The other victim, Fisher, was 29 when he died on Sept. 21, 2008, of an accidental overdose. Fisher, a fireplace installer, had been managing his shoulder pain with over-the-counter medication until he started seeing Buckwalter in September 2007. On his first visit, Buckwalter gave him 150 oxycodone tablets, 30 milligrams each, which Trescot said in court documents is five pills per day, each of a dose that’s six times as potent as is typically prescribed after surgery.

“There was no conceivable medical reason to prescribe that huge dose of medicine for the conditions described in the medical record,” Trescot wrote.

Records show that Buckwalter then increased the number of oxycodone tablets to 250 per month, and the escalation continued until the time of his death, when Buckwalter was prescribing daily eight tablets of 30-milligram oxycodone plus three 80-milligram OxyContin pills.

“It is impossible to conclude anything but that Dr. Buckwalter created an addiction for this patient,” Trescot wrote after studying the records.

Jennifer Fisher said she was with her husband during some of his appointments with Buckwalter and he never physically examined him. Sometimes the doctor would just walk into the room and ask, “What do you need?” she said.

“There was a time when he asked Buckwalter for more Somas and he gave him a double dose for the month,” she said.

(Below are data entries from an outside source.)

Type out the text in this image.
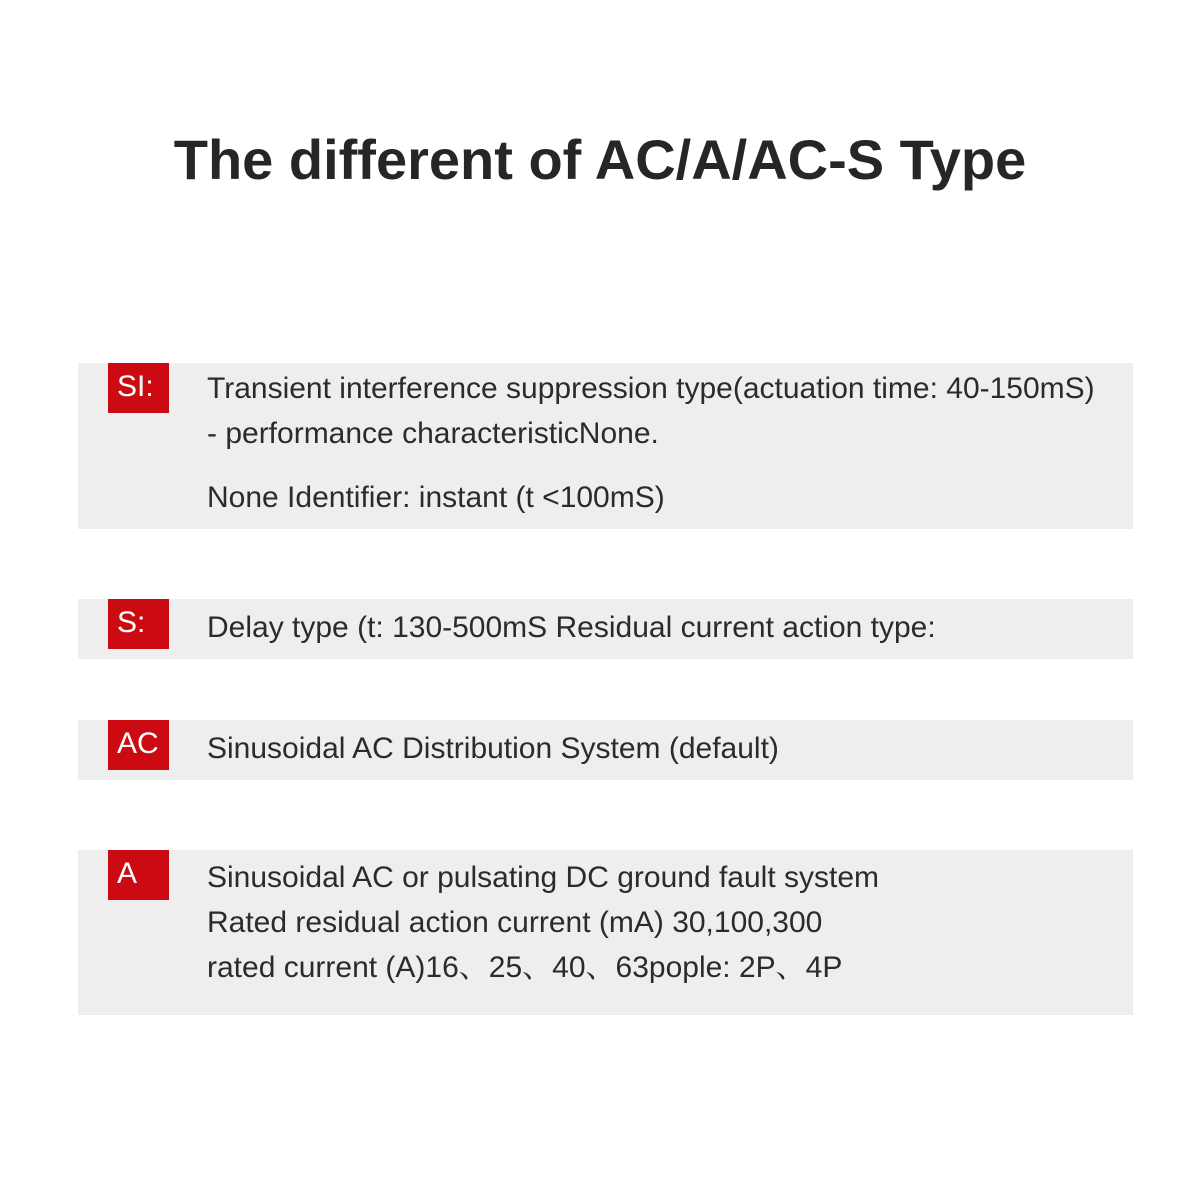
The different of AC/A/AC-S Type
SI:	Transient interference suppression type(actuation time: 40-150mS)
- performance characteristicNone.
None Identifier: instant (t <100mS)
S:	Delay type (t: 130-500mS Residual current action type:
AC	Sinusoidal AC Distribution System (default)
A	Sinusoidal AC or pulsating DC ground fault system
Rated residual action current (mA) 30,100,300
rated current (A)16、25、40、63pople: 2P、4P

Christopher Fisher knew the addiction was destroying his life and made an appointment at a rehabilitation facility, his widow said. There he was given a narcotics prescription to help stave off withdrawal until he could enter the facility. It’s those pills that caused his overdose death. She blames Buckwalter because he created the addiction, she said.

Fisher is now raising the couple’s two children alone.

The two families’ lawsuits were prepared by Dallas attorney Kay Van Wey, who specializes in suing doctors who operate so-called “pill mills,” practices where potentially dangerous narcotics are prescribed without regard to a patient’s medical need or safety. She has filed lawsuits on behalf of other families of Buckwalter patients.

“These rogue doctors like Dr. Buckwalter and Dr. Yeh have reaped enormous profits by using their prescription pads as a printing press to make money,” Van Wey said.